The Genealogical World of Phylogenetic Networks: Continued misuse of PCA in genomics studies

Tuesday, May 3, 2016

Continued misuse of PCA in genomics studies

A few years ago I discussed some well-known methodological artifacts that can arise with the use of Principal Components Analysis (PCA) ordinations, and noted that these problems seem to be widespread in genomics studies (Distortions and artifacts in Principal Components Analysis analysis of genome data). This problem involves a spurious second axis in the output graph that is a merely curvilinear function of the first axis (rather than being an indication of important new information).

[Note: if you would like a description of PCA, try this blog post by Lior Pachter: What is principal component analysis?]

This distortion problem has been long known in research fields such as ecology, where it is referred to as the Arch Effect (or the Horseshoe Effect, or the Guttman Effect). It has previously been pointed out as a problem for genomic data when they form a clinal geographical pattern, although clearly the problem can involve much more than just geographical patterns.

The issue I previously raised was that the problem was being ignored by practitioners, which can lead to serious mis-interpretation of the data analysis. Here I note that this issue continues, apparently unabated.

For example, the following paper recently appeared:

Benjamin Vernot, et al. (2016) Excavating Neandertal and Denisovan DNA from the genomes of Melanesian individuals. Science 352: 235-239.

This paper contains the following pair of PCA ordinations, illustrating genomic variation among a sample of 159 geographically diverse humans. In both cases, the second axis (vertically) is clearly nothing more than a curved function of the first axis (horizontally).

The simplest interpretation of these diagrams is that there is a 1-dimensional spatial pattern (ie. a geographic gradient) that is being distorted into 2 dimensions.

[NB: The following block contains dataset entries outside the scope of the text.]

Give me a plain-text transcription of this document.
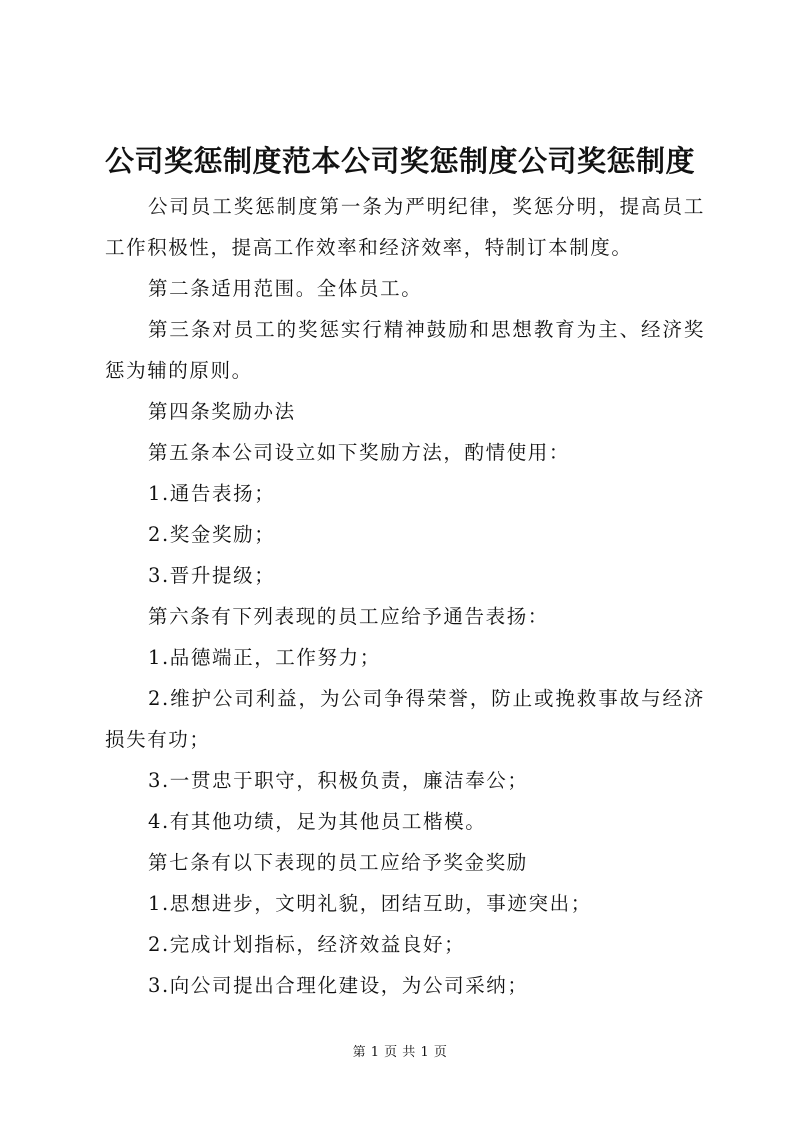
公司奖惩制度范本公司奖惩制度公司奖惩制度

公司员工奖惩制度第一条为严明纪律，奖惩分明，提高员工工作积极性，提高工作效率和经济效率，特制订本制度。

第二条适用范围。全体员工。

第三条对员工的奖惩实行精神鼓励和思想教育为主、经济奖惩为辅的原则。

第四条奖励办法

第五条本公司设立如下奖励方法，酌情使用：

1.通告表扬；

2.奖金奖励；

3.晋升提级；

第六条有下列表现的员工应给予通告表扬：

1.品德端正，工作努力；

2.维护公司利益，为公司争得荣誉，防止或挽救事故与经济损失有功；

3.一贯忠于职守，积极负责，廉洁奉公；

4.有其他功绩，足为其他员工楷模。

第七条有以下表现的员工应给予奖金奖励

1.思想进步，文明礼貌，团结互助，事迹突出；

2.完成计划指标，经济效益良好；

3.向公司提出合理化建设，为公司采纳；

第 1 页 共 1 页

For example in Figure B from left to right, the geographic gradient proceeds from East to West to South.

Gil McVean (2009. A genealogical interpretation of principal components analysis. PLoS Genetics 5: e1000686) identifies a few other limitations of PCA, including distortions produced by greatly unequal sample sizes among groups (such as populations).

Lest you think that all PCA diagrams are faulty, I should point out that when there are two or more patterns then PCA can work quite well — it is only when there is a single pattern that a 2-dimensional diagram will be distorted. Consider this diagram, from Pille Hallast, et al. (2016) Great ape Y chromosome and mitochondrial DNA phylogenies reflect subspecies structure and patterns of mating and dispersal. Genome Research 26: 427-439:

There are four labelled groups here, and the first PCA axis separates PTV from the other three groups, while the second axis separates PTE from the other three, without distortion. [Any separation of PTS from PTT is presumably on the third axis, which is not shown.]

Finally, the paper by Vernot et al. (with which I started) does also contain a diagram that is more interesting for this blog. It is a manually constructed network illustrating the multiple inter-breeding events that the authors infer between Neandertals, Denisovans and various human geographical groups (as named in the first figure).